Sunday, May 12, 2013

The Eurasiatic sharpshooter fallacy?

A paper by Mark Pagel, Quentin Atkinson, Andreea Calude and Andrew Meade has the linguistic blogosphere buzzing, so I thought I'd contribute my own entry. Their paper "Ultraconserved words point to deep language ancestry across Eurasia" was published in Proceedings of the National Academy of Science ahead of print, and has already been the subject of fierce criticism from the ultra-doctrinaire community of comparative historical linguistics. The paper applies an intriguing statistical procedure to the LWED database of reconstructed proto-words in seven established language families, and purports to uncover 23 lexical items which unite the families into a Eurasiatic superfamily, much as was proposed many years ago by Joe Greenberg (among others.)

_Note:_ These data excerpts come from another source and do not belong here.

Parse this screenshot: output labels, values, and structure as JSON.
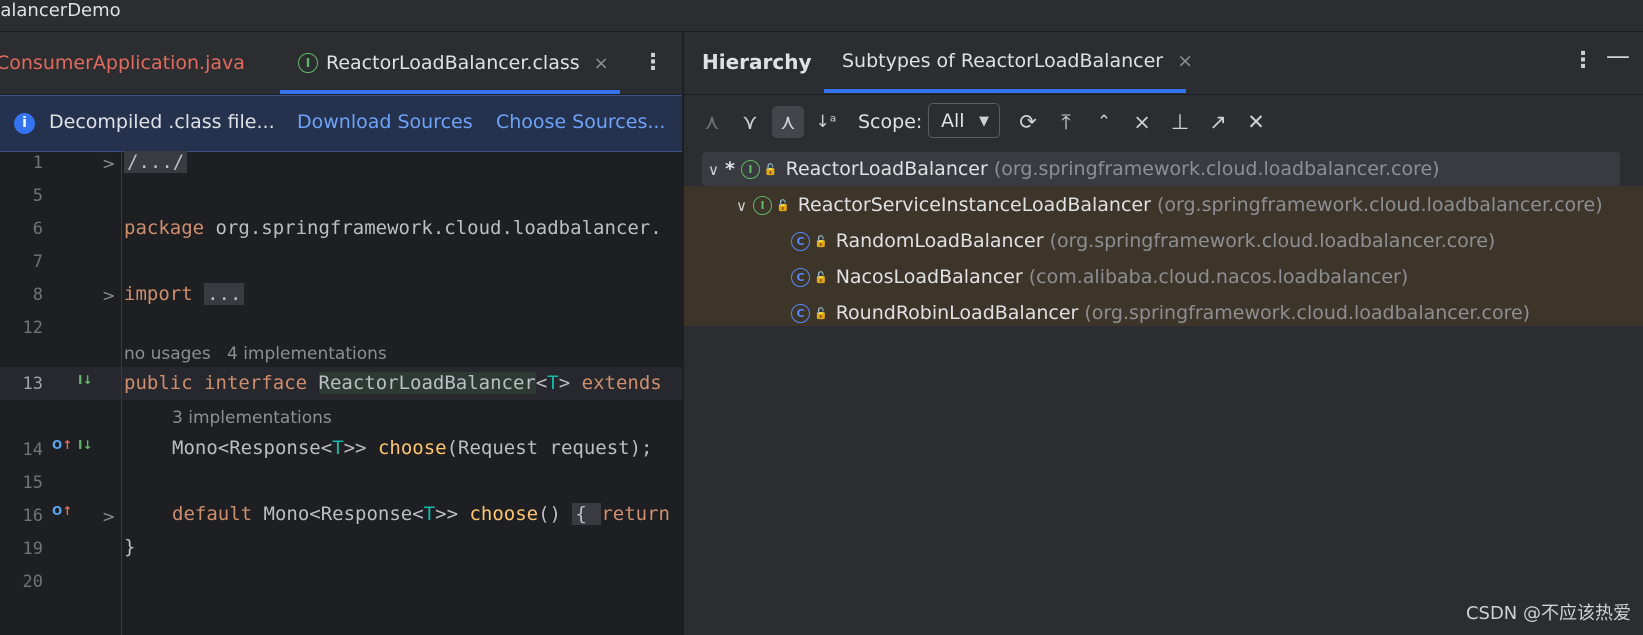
{
  "window": {
    "title": "BalancerDemo"
  },
  "editor": {
    "tabs": [
      {
        "label": "ConsumerApplication.java",
        "state": "error"
      },
      {
        "label": "ReactorLoadBalancer.class",
        "state": "active",
        "close": "×"
      }
    ],
    "more_icon": "⋮",
    "banner": {
      "text": "Decompiled .class file...",
      "links": [
        "Download Sources",
        "Choose Sources..."
      ]
    },
    "line_numbers": [
      "1",
      "5",
      "6",
      "7",
      "8",
      "12",
      "13",
      "14",
      "15",
      "16",
      "19",
      "20"
    ],
    "hints": {
      "usages": "no usages",
      "impl4": "4 implementations",
      "impl3": "3 implementations"
    },
    "code": {
      "l1": "/.../",
      "l6_kw": "package",
      "l6_rest": " org.springframework.cloud.loadbalancer.",
      "l8_kw": "import",
      "l8_fold": "...",
      "l13_kw1": "public",
      "l13_kw2": "interface",
      "l13_name": "ReactorLoadBalancer",
      "l13_lt": "<",
      "l13_t": "T",
      "l13_gt": "> ",
      "l13_ext": "extends",
      "l14_type": "Mono<Response<",
      "l14_t": "T",
      "l14_close": ">> ",
      "l14_m": "choose",
      "l14_args": "(Request request);",
      "l16_kw": "default",
      "l16_type": " Mono<Response<",
      "l16_t": "T",
      "l16_close": ">> ",
      "l16_m": "choose",
      "l16_paren": "() ",
      "l16_brace": "{ ",
      "l16_ret": "return",
      "l19": "}"
    }
  },
  "hierarchy": {
    "title": "Hierarchy",
    "tab_label": "Subtypes of ReactorLoadBalancer",
    "tab_close": "×",
    "more_icon": "⋮",
    "minimize_icon": "—",
    "scope_label": "Scope:",
    "scope_value": "All",
    "tree": [
      {
        "marker": "*",
        "name": "ReactorLoadBalancer",
        "pkg": "(org.springframework.cloud.loadbalancer.core)",
        "kind": "interface"
      },
      {
        "name": "ReactorServiceInstanceLoadBalancer",
        "pkg": "(org.springframework.cloud.loadbalancer.core)",
        "kind": "interface"
      },
      {
        "name": "RandomLoadBalancer",
        "pkg": "(org.springframework.cloud.loadbalancer.core)",
        "kind": "class"
      },
      {
        "name": "NacosLoadBalancer",
        "pkg": "(com.alibaba.cloud.nacos.loadbalancer)",
        "kind": "class"
      },
      {
        "name": "RoundRobinLoadBalancer",
        "pkg": "(org.springframework.cloud.loadbalancer.core)",
        "kind": "class"
      }
    ]
  },
  "watermark": "CSDN @不应该热爱",
  "colors": {
    "accent": "#3574f0",
    "keyword": "#cf8e6d",
    "method": "#ffc66d",
    "type_param": "#16baac",
    "tree_highlight": "#3d3529"
  }
}
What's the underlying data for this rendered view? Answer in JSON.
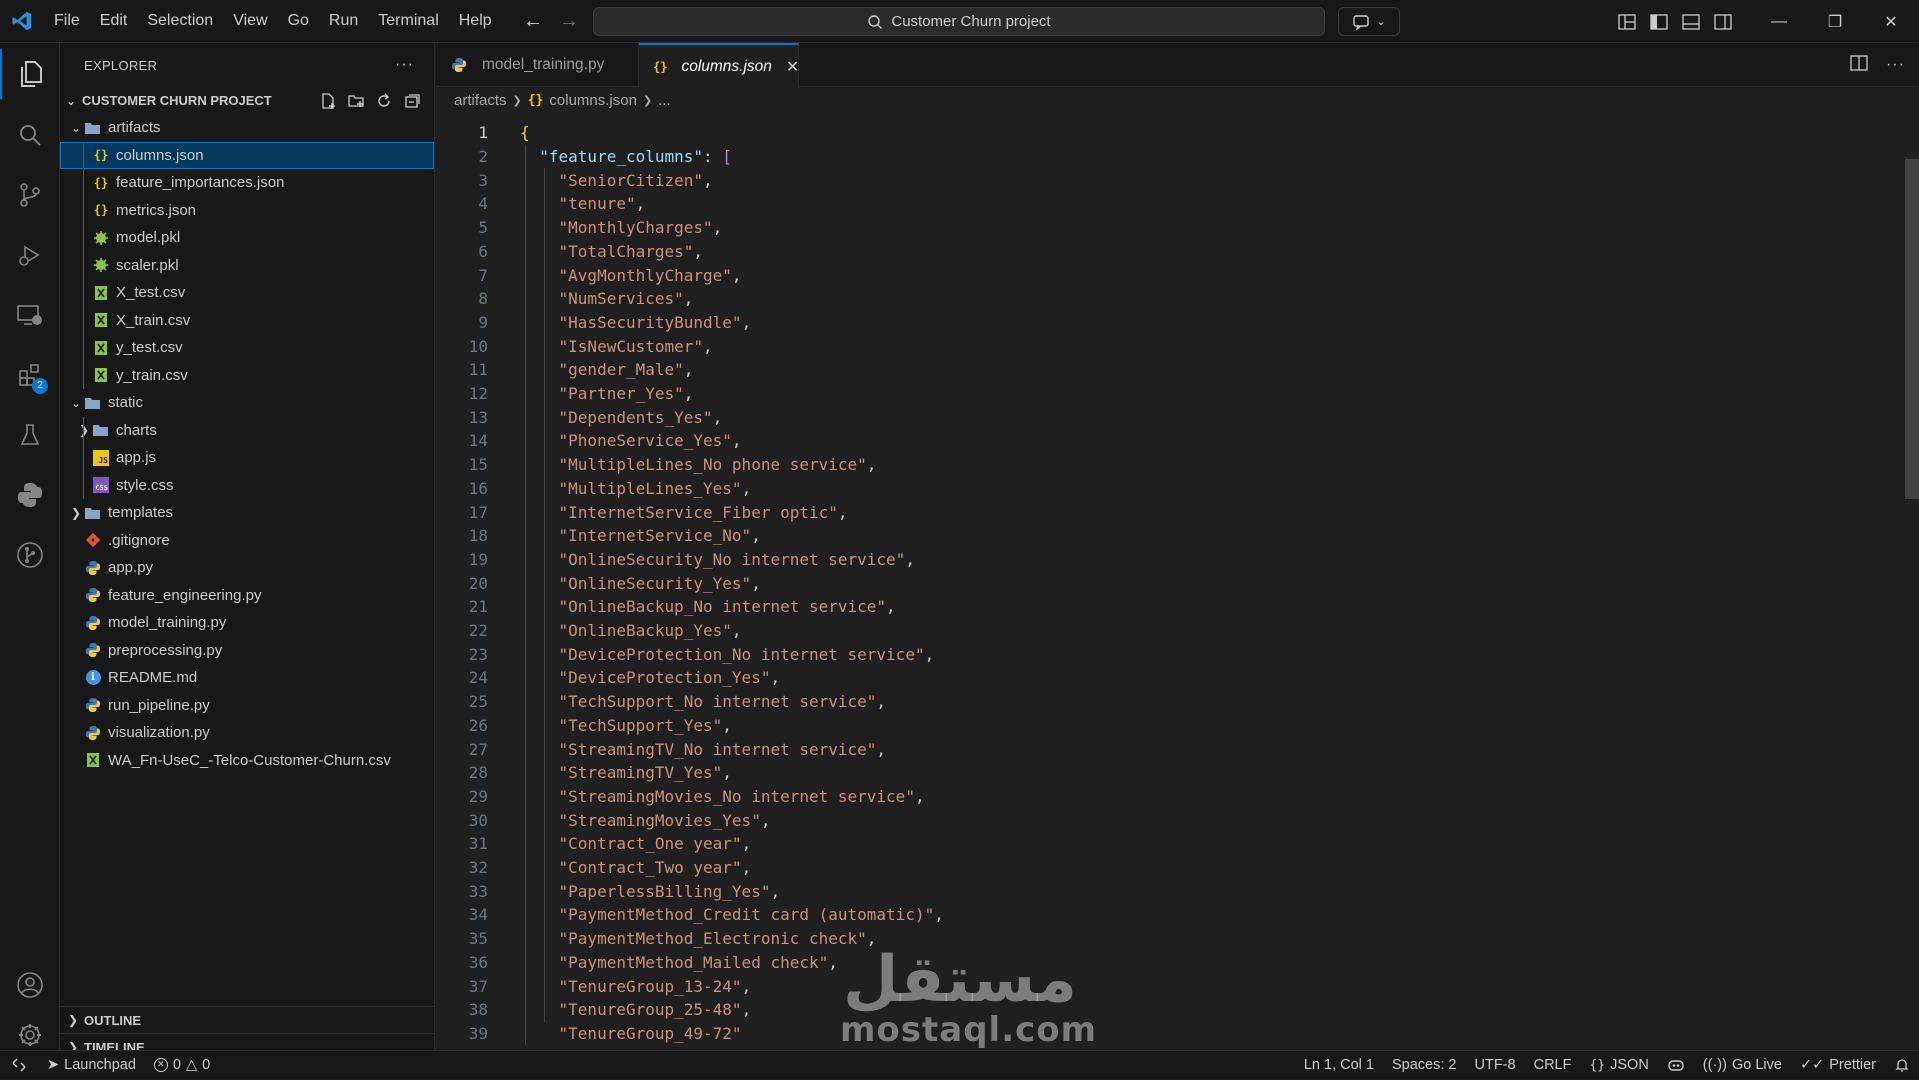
{
  "menu": [
    "File",
    "Edit",
    "Selection",
    "View",
    "Go",
    "Run",
    "Terminal",
    "Help"
  ],
  "search": {
    "text": "Customer Churn project"
  },
  "explorer": {
    "title": "EXPLORER",
    "project": "CUSTOMER CHURN PROJECT",
    "items": [
      {
        "label": "artifacts",
        "type": "folder-open",
        "indent": 0
      },
      {
        "label": "columns.json",
        "type": "json",
        "indent": 1,
        "selected": true
      },
      {
        "label": "feature_importances.json",
        "type": "json",
        "indent": 1
      },
      {
        "label": "metrics.json",
        "type": "json",
        "indent": 1
      },
      {
        "label": "model.pkl",
        "type": "pkl",
        "indent": 1
      },
      {
        "label": "scaler.pkl",
        "type": "pkl",
        "indent": 1
      },
      {
        "label": "X_test.csv",
        "type": "csv",
        "indent": 1
      },
      {
        "label": "X_train.csv",
        "type": "csv",
        "indent": 1
      },
      {
        "label": "y_test.csv",
        "type": "csv",
        "indent": 1
      },
      {
        "label": "y_train.csv",
        "type": "csv",
        "indent": 1
      },
      {
        "label": "static",
        "type": "folder-open",
        "indent": 0
      },
      {
        "label": "charts",
        "type": "folder",
        "indent": 1
      },
      {
        "label": "app.js",
        "type": "js",
        "indent": 1
      },
      {
        "label": "style.css",
        "type": "css",
        "indent": 1
      },
      {
        "label": "templates",
        "type": "folder",
        "indent": 0
      },
      {
        "label": ".gitignore",
        "type": "git",
        "indent": 0
      },
      {
        "label": "app.py",
        "type": "py",
        "indent": 0
      },
      {
        "label": "feature_engineering.py",
        "type": "py",
        "indent": 0
      },
      {
        "label": "model_training.py",
        "type": "py",
        "indent": 0
      },
      {
        "label": "preprocessing.py",
        "type": "py",
        "indent": 0
      },
      {
        "label": "README.md",
        "type": "md",
        "indent": 0
      },
      {
        "label": "run_pipeline.py",
        "type": "py",
        "indent": 0
      },
      {
        "label": "visualization.py",
        "type": "py",
        "indent": 0
      },
      {
        "label": "WA_Fn-UseC_-Telco-Customer-Churn.csv",
        "type": "csv",
        "indent": 0
      }
    ],
    "outline": "OUTLINE",
    "timeline": "TIMELINE"
  },
  "activity_badge": "2",
  "tabs": [
    {
      "label": "model_training.py",
      "active": false
    },
    {
      "label": "columns.json",
      "active": true
    }
  ],
  "breadcrumb": {
    "folder": "artifacts",
    "file": "columns.json",
    "more": "..."
  },
  "code": {
    "key": "\"feature_columns\"",
    "values": [
      "SeniorCitizen",
      "tenure",
      "MonthlyCharges",
      "TotalCharges",
      "AvgMonthlyCharge",
      "NumServices",
      "HasSecurityBundle",
      "IsNewCustomer",
      "gender_Male",
      "Partner_Yes",
      "Dependents_Yes",
      "PhoneService_Yes",
      "MultipleLines_No phone service",
      "MultipleLines_Yes",
      "InternetService_Fiber optic",
      "InternetService_No",
      "OnlineSecurity_No internet service",
      "OnlineSecurity_Yes",
      "OnlineBackup_No internet service",
      "OnlineBackup_Yes",
      "DeviceProtection_No internet service",
      "DeviceProtection_Yes",
      "TechSupport_No internet service",
      "TechSupport_Yes",
      "StreamingTV_No internet service",
      "StreamingTV_Yes",
      "StreamingMovies_No internet service",
      "StreamingMovies_Yes",
      "Contract_One year",
      "Contract_Two year",
      "PaperlessBilling_Yes",
      "PaymentMethod_Credit card (automatic)",
      "PaymentMethod_Electronic check",
      "PaymentMethod_Mailed check",
      "TenureGroup_13-24",
      "TenureGroup_25-48",
      "TenureGroup_49-72"
    ]
  },
  "status": {
    "launchpad": "Launchpad",
    "errors": "0",
    "warnings": "0",
    "position": "Ln 1, Col 1",
    "spaces": "Spaces: 2",
    "encoding": "UTF-8",
    "eol": "CRLF",
    "language": "JSON",
    "golive": "Go Live",
    "prettier": "Prettier"
  },
  "watermark": {
    "arabic": "مستقل",
    "latin": "mostaql.com"
  }
}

I'm not going to contribute a detailed critique of the paper here; I will note that the critique that was posted on Language Log by Sally Thomason includes the caveat that she is not qualified to judge the statistical procedures.  I think that if one is going to critique a scholarly paper, it should really be critiqued in its entirety and not just in bits and bites, but some may differ on that score.

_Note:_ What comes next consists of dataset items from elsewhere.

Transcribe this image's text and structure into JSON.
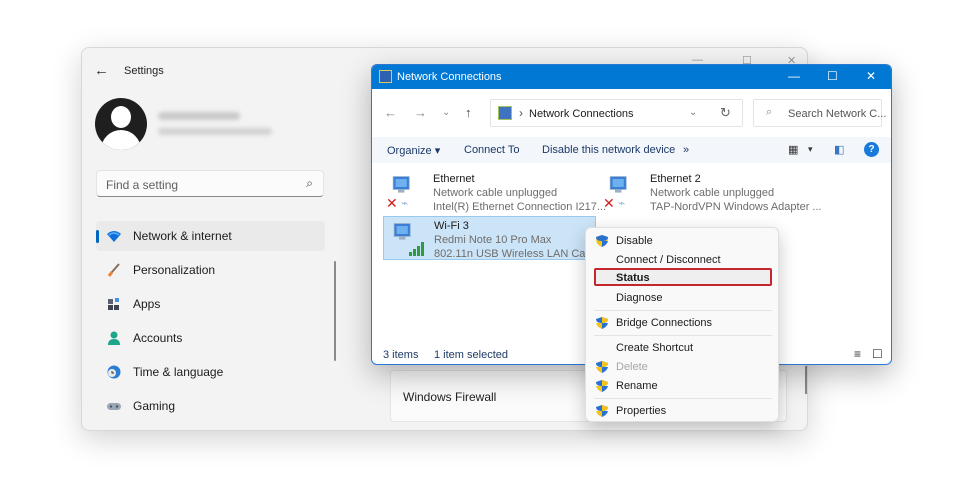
{
  "settings": {
    "title": "Settings",
    "search_placeholder": "Find a setting",
    "nav": [
      {
        "label": "Network & internet",
        "icon": "wifi-icon",
        "active": true
      },
      {
        "label": "Personalization",
        "icon": "brush-icon"
      },
      {
        "label": "Apps",
        "icon": "apps-icon"
      },
      {
        "label": "Accounts",
        "icon": "person-icon"
      },
      {
        "label": "Time & language",
        "icon": "globe-clock-icon"
      },
      {
        "label": "Gaming",
        "icon": "gamepad-icon"
      }
    ],
    "content_card": "Windows Firewall",
    "controls": {
      "minimize": "—",
      "maximize": "☐",
      "close": "✕"
    }
  },
  "network_window": {
    "title": "Network Connections",
    "controls": {
      "minimize": "—",
      "maximize": "☐",
      "close": "✕"
    },
    "nav": {
      "back": "←",
      "forward": "→",
      "recent": "⌄",
      "up": "↑"
    },
    "address": {
      "chevron": "›",
      "path": "Network Connections",
      "dropdown": "⌄",
      "refresh": "↻"
    },
    "search_placeholder": "Search Network C...",
    "commands": {
      "organize": "Organize ▾",
      "connect_to": "Connect To",
      "disable": "Disable this network device",
      "more": "»",
      "view": "▾"
    },
    "help": "?",
    "items": [
      {
        "name": "Ethernet",
        "status": "Network cable unplugged",
        "device": "Intel(R) Ethernet Connection I217...",
        "state": "disconnected"
      },
      {
        "name": "Ethernet 2",
        "status": "Network cable unplugged",
        "device": "TAP-NordVPN Windows Adapter ...",
        "state": "disconnected"
      },
      {
        "name": "Wi-Fi 3",
        "status": "Redmi Note 10 Pro Max",
        "device": "802.11n USB Wireless LAN Card #2",
        "state": "connected",
        "selected": true
      }
    ],
    "status_bar": {
      "count": "3 items",
      "selected": "1 item selected"
    }
  },
  "context_menu": {
    "items": [
      {
        "label": "Disable",
        "shield": true
      },
      {
        "label": "Connect / Disconnect"
      },
      {
        "label": "Status",
        "bold": true,
        "highlighted": true
      },
      {
        "label": "Diagnose"
      },
      {
        "label": "Bridge Connections",
        "shield": true
      },
      {
        "label": "Create Shortcut"
      },
      {
        "label": "Delete",
        "shield": true,
        "disabled": true
      },
      {
        "label": "Rename",
        "shield": true
      },
      {
        "label": "Properties",
        "shield": true
      }
    ],
    "highlight_color": "#c4262e"
  },
  "colors": {
    "accent": "#0078d4",
    "selection": "#cce4f7"
  }
}
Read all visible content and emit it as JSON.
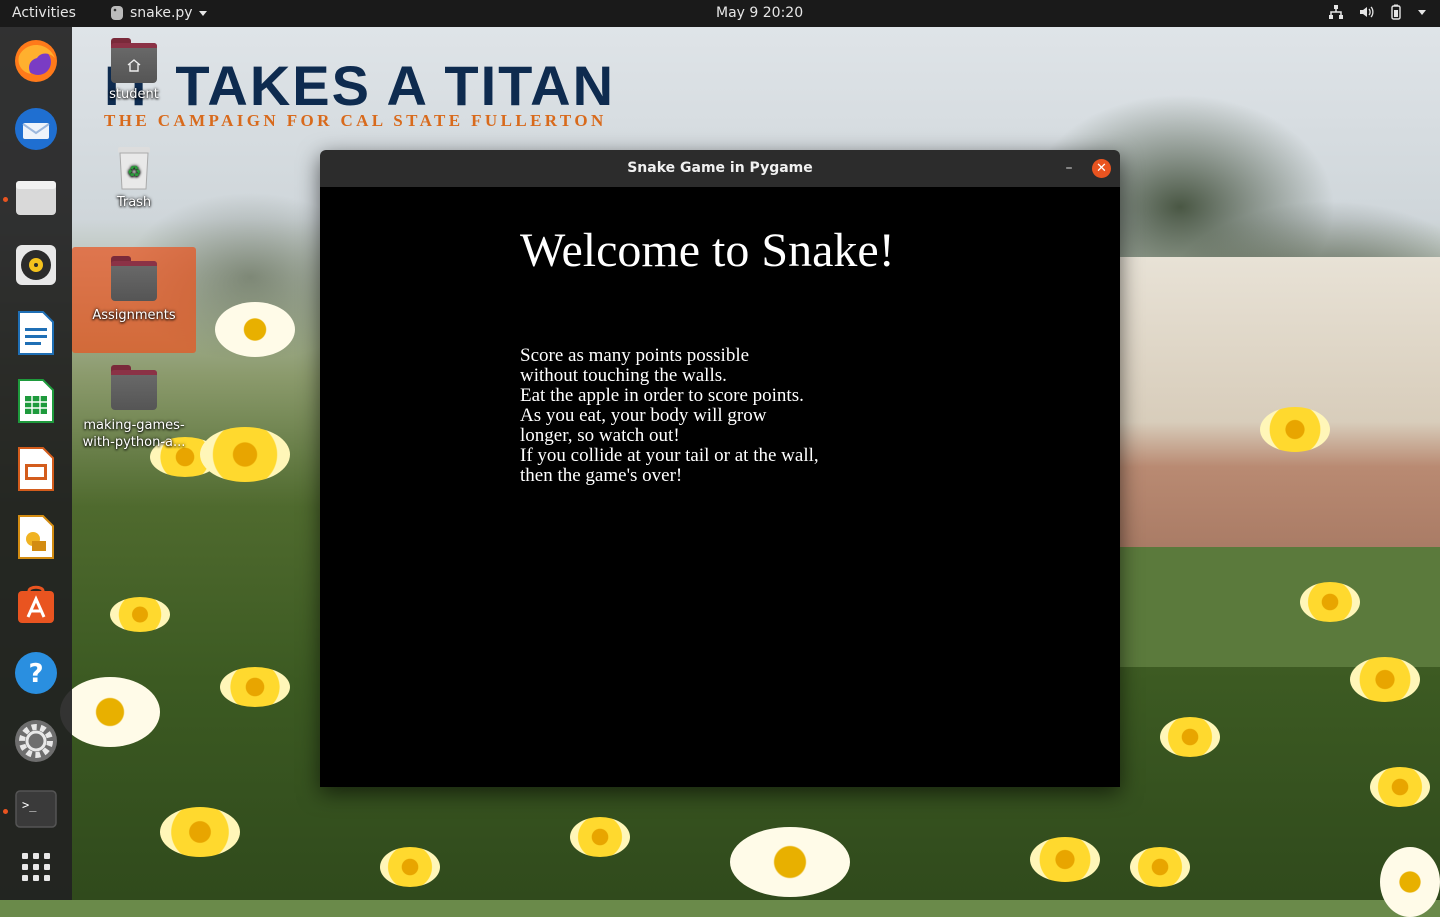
{
  "topbar": {
    "activities": "Activities",
    "app_name": "snake.py",
    "clock": "May 9  20:20",
    "tray_icons": [
      "network-icon",
      "volume-icon",
      "battery-icon",
      "system-menu-caret"
    ]
  },
  "dock": {
    "items": [
      "firefox",
      "thunderbird",
      "files",
      "rhythmbox",
      "libreoffice-writer",
      "libreoffice-calc",
      "libreoffice-impress",
      "libreoffice-draw",
      "ubuntu-software",
      "help",
      "settings",
      "terminal",
      "show-applications"
    ]
  },
  "banner": {
    "title": "IT TAKES A TITAN",
    "subtitle": "THE CAMPAIGN FOR CAL STATE FULLERTON"
  },
  "desktop": {
    "home_label": "student",
    "trash_label": "Trash",
    "assignments_label": "Assignments",
    "making_games_label_1": "making-games-",
    "making_games_label_2": "with-python-a..."
  },
  "window": {
    "title": "Snake Game in Pygame",
    "minimize": "–",
    "close": "✕"
  },
  "game": {
    "heading": "Welcome to Snake!",
    "lines": [
      "Score as many points possible",
      "without touching the walls.",
      "Eat the apple in order to score points.",
      "As you eat, your body will grow",
      "longer, so watch out!",
      "If you collide at your tail or at the wall,",
      "then the game's over!"
    ]
  },
  "colors": {
    "accent": "#e95420",
    "banner_blue": "#0e2b4f",
    "banner_orange": "#d86a1c"
  }
}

I think two major criticisms have emerged from the various comments, which are "garbage in, garbage out" and the "Texas sharpshooter fallacy."  The second one (raised by Andrew McKenzie of the University of Kansas) is more interesting to me, since it actually involves the statistical interpretation. This statistical fallacy involves "discovering hidden structure" or clusters in data where there is really no evidence for anything.  It takes its name from the tale of a Texas gun for hire who was not a very good shot.  Being clever, he took out his two revolvers and fired 12 shots as best he could at the side of a barn, and then painted a target centered on the tightest cluster of bullet holes. He then showed the target to potential clients, claiming to be a sharpshooter.

In the Eurasiatic data, I guess the problem could be that the 23 "ultraconserved" lexical items which were found to unite the families could just be randomly like each other, but it is hard for me to draw this analogy with the Texas sharpshooter because the statistical results in the paper are so significant they seem to mitigate problems of this kind.  For one thing, there are 7 language families involved and not just two.  For another, the 23 lexical items emerge from the typical 200-word Swadesh list comparison.  Without any rigorous argument, it seems to me that there is a very low chance of 23 items out of 200 (that's 12.5%) randomly being similar across 7 language families.  A commonly cited real instance of a scientific study waylaid by the Texas sharpshooter was a Swedish epidemiological study of 800 medical conditions. They found a significant difference in the incidence of one ailment out of 800, among people who lived near electric transmission lines (this is cited on the Wikipedia page about the Texas sharpshooter). This result is now regarded as not reproducible, an instance of the Texas sharpshooter.  But let's take note that 1 ailment out of 800 is quite different from 23 words out of 188.

Quentin Atkinson assured me that he can stand behind this paper, and he may yet have to defend it in the pages of PNAS or some similar platform.  These authors are not going to make a clean getaway with such a provocative proposal, not once the anti-mass comparison folks in comparative linguistics got wind of it.  My own view in general is that we should embrace new sources of evidence in linguistics, rather than closing ranks and saying that methods developed over a century ago are really the only way.  Let's not forget that the standard comparative method is so strict that it can be carried out "by a trained eye," and without any statistical processing. Surely there must be some kind of computational analysis that can go beyond this.